The ShAPEretro module, shown here on a display stand, can convert a conventional extrusion system into a ShAPE extrusion system. Credit: Andrea Starr | Pacific Northwest National Laboratory
A new invention from the Department of Energy's Pacific Northwest National Laboratory (PNNL) could soon help manufacturers more easily adopt the lab's patented Shear Assisted Processing and Extrusion (ShAPE) technology, enabling faster manufacturing of superior extrusion products.

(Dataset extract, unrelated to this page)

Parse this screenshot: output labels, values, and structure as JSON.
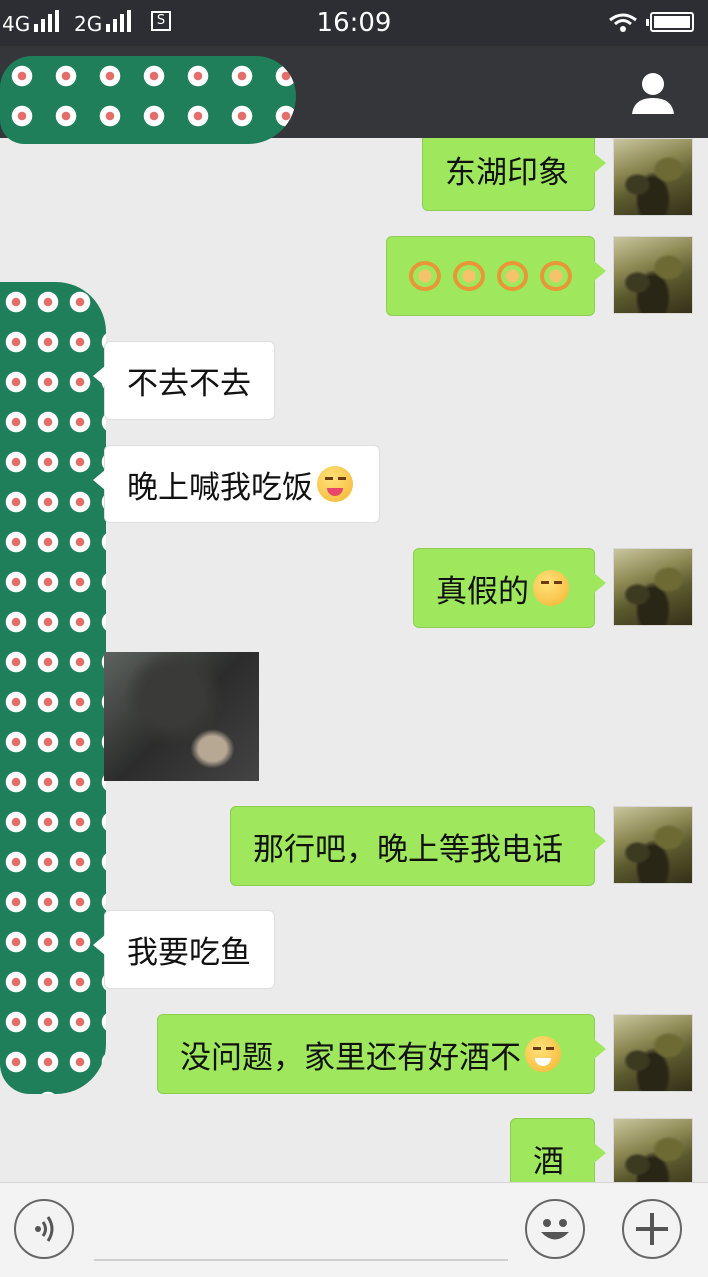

Every day across the United States, conventional extrusion presses use a century-old process to soften and extrude metal to produce everything from aluminum tubing for sporting goods and automotive structures to zirconium tubing for the nuclear industry. Innovation in extrusion technology has stagnated for decades, leaving these manufacturers with inefficiencies that increase energy costs and limit product performance.

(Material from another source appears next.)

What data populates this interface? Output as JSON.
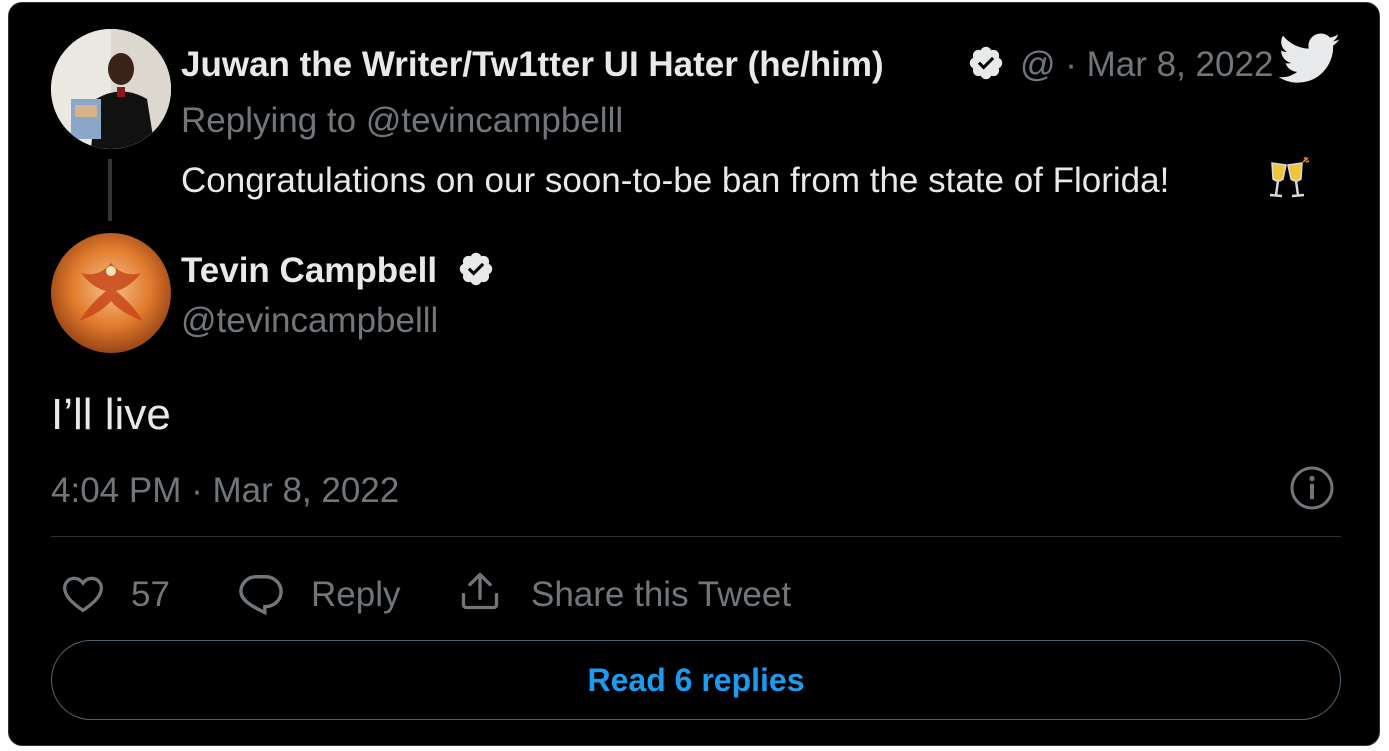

PNNL's streamlined ShAPE technology eschews many of these limitations and inefficiencies—most notably the indiscriminate heating of the metal—by using friction produced by shear to precisely soften the metal right at the point of extrusion. This straightforward yet more surgical approach allows ShAPE to extrude materials and components with superior properties while reducing costs and energy use. Over the course of developing ShAPE, researchers at PNNL have used the technique to produce automotive components, ultra-conductors and more.